Der Text Panghea wurde ursprünglich für die Anthologie „Karierte Maiglöckchen“ zum 7. ALFA- Multi Media-Wettbewerb verfasst und hzeißt daher auch „Karierte Maiglöckchen“, das Muster, das „sie“ auf den Maiglöckchen am Ende fand, war kariert,und dazu entstqand auch das obige Bild – eine Fotografik.

Darunter verstehe ich die Verfremdung von monochrom gestellten Fotografien durch grafische Elemente und das Einfügen von handschriftlichen, von mir verfassten Texten. Dieser Vorgang erstreckt sich über mehrere Stufen, wobei die Fotos im Adobe Lightroom bearbeitet und monochrom gestellt werden. Im Anschluss daran werden sie ausgedruckt und ich lasse das Bild zunächst auf mich wirken und gebe dann dem ersten Impuls nach es zu verfremden. Bei diesen Bildbearbeitungen sind der Zufall und die Spontanität wichtige Gestaltungsfaktoren. Assoziativ setze ich die Striche und füge die Worte eines meiner Texte ein, die Wahl des Stiftes erfolgt dabei impulsiv aus den folgenden Möglichkeiten: weißer Korrekturlack – aufgetragen mit Pinsel, Schwämmchen oder Stift -, weiße Paintmarker von unterschiedlicher Stichstärke, schwarze Fineliner oder schwarze Eddings von unterschiedlicher Strichstärke.

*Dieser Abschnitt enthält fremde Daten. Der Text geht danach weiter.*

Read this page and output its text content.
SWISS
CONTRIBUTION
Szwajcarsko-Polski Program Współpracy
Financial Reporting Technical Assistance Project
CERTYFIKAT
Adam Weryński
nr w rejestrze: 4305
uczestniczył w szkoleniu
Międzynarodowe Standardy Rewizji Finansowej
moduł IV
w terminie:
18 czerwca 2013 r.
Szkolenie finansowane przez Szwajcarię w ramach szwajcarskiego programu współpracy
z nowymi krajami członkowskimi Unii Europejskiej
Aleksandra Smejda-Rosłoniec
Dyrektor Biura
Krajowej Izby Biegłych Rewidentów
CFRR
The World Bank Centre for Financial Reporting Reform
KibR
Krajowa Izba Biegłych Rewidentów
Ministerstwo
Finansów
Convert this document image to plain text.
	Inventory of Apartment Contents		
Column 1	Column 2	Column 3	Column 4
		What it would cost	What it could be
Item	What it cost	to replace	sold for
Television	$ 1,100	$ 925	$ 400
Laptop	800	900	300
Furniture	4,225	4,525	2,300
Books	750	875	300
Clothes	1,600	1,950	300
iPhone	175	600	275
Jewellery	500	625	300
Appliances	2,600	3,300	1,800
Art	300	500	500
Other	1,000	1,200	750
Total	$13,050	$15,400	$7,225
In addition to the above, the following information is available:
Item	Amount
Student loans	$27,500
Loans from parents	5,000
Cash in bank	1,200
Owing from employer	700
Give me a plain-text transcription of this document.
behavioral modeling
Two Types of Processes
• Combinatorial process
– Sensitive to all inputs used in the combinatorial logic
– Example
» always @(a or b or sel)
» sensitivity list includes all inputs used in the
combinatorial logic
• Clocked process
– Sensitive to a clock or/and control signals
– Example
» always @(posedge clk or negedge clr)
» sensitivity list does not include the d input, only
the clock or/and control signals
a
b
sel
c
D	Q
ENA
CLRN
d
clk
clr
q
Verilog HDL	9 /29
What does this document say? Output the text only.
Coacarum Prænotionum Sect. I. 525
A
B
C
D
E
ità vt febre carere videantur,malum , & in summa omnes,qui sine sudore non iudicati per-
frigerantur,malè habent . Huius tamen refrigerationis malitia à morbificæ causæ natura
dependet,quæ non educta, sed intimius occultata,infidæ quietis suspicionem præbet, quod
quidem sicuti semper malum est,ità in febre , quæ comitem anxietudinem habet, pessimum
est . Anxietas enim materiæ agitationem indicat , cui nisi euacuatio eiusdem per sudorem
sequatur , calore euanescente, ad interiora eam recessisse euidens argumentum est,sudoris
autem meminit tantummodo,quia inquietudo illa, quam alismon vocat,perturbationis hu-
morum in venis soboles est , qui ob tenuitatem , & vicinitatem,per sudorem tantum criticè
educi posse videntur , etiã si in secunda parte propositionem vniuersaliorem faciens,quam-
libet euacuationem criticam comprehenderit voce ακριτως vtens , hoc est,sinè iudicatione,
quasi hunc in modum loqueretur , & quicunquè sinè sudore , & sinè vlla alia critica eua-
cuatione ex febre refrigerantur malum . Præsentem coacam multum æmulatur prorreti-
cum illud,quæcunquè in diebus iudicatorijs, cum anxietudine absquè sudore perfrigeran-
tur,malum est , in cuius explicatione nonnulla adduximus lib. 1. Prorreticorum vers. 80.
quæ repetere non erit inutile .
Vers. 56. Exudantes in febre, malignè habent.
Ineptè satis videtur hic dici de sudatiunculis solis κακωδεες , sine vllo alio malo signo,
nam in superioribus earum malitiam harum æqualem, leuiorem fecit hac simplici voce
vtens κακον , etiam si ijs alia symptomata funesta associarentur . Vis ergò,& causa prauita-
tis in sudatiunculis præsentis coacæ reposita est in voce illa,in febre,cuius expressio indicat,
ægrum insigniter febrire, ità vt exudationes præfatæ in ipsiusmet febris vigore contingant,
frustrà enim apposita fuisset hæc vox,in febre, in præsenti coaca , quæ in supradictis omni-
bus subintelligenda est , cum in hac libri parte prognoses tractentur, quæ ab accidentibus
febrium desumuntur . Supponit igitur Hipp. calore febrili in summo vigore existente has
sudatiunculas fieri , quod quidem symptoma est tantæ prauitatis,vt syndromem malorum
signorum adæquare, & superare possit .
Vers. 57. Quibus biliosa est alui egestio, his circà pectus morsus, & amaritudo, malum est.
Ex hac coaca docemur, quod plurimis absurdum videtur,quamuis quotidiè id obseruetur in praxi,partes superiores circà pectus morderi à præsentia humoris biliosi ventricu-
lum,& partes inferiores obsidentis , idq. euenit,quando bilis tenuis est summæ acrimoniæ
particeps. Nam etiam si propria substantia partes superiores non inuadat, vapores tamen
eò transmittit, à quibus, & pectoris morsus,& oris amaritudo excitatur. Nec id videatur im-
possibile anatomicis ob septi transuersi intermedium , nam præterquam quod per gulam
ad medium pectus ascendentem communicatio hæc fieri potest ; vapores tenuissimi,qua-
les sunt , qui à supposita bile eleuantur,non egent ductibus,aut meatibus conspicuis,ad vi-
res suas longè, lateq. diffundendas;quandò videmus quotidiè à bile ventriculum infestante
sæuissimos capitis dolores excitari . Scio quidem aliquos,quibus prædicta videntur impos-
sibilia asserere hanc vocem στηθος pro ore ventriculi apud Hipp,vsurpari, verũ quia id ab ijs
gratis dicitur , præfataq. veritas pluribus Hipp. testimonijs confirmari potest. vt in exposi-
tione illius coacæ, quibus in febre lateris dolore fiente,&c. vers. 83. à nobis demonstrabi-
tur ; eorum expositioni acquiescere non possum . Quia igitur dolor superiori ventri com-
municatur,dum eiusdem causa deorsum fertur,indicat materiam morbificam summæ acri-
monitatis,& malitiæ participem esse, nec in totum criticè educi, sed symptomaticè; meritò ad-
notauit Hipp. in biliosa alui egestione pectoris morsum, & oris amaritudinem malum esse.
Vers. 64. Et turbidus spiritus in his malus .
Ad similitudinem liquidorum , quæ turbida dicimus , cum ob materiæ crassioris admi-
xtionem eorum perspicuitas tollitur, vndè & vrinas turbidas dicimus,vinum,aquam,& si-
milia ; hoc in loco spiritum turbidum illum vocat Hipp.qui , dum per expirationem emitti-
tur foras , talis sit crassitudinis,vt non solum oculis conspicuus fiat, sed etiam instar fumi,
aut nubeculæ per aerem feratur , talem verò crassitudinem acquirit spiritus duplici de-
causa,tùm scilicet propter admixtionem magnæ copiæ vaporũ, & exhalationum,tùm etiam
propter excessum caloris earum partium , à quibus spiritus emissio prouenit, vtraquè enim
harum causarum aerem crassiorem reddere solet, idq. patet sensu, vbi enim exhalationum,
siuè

Im weiteren Vorgang werden die dabei entstandenen Fotografiken wieder abfotografiert und im Lightroom nachbearbeitet und gegebenenfalls wird der Vorgang des Ausdruckens und grafischen Bearbeitens nochmals wiederholt. Daraus entstehen dann sehr verdichtete Bilder, die eine Interpretation in mehrere Richtungen herausfordern.

Bei diesem speziellen Bild ist dann noch auf dem Glas des Rahmens mit Edding noch ein zusätzliches Karo angebracht. Den Preis habe ich nciht bekommen, aber in die Anthologie schafften es Bild und Text.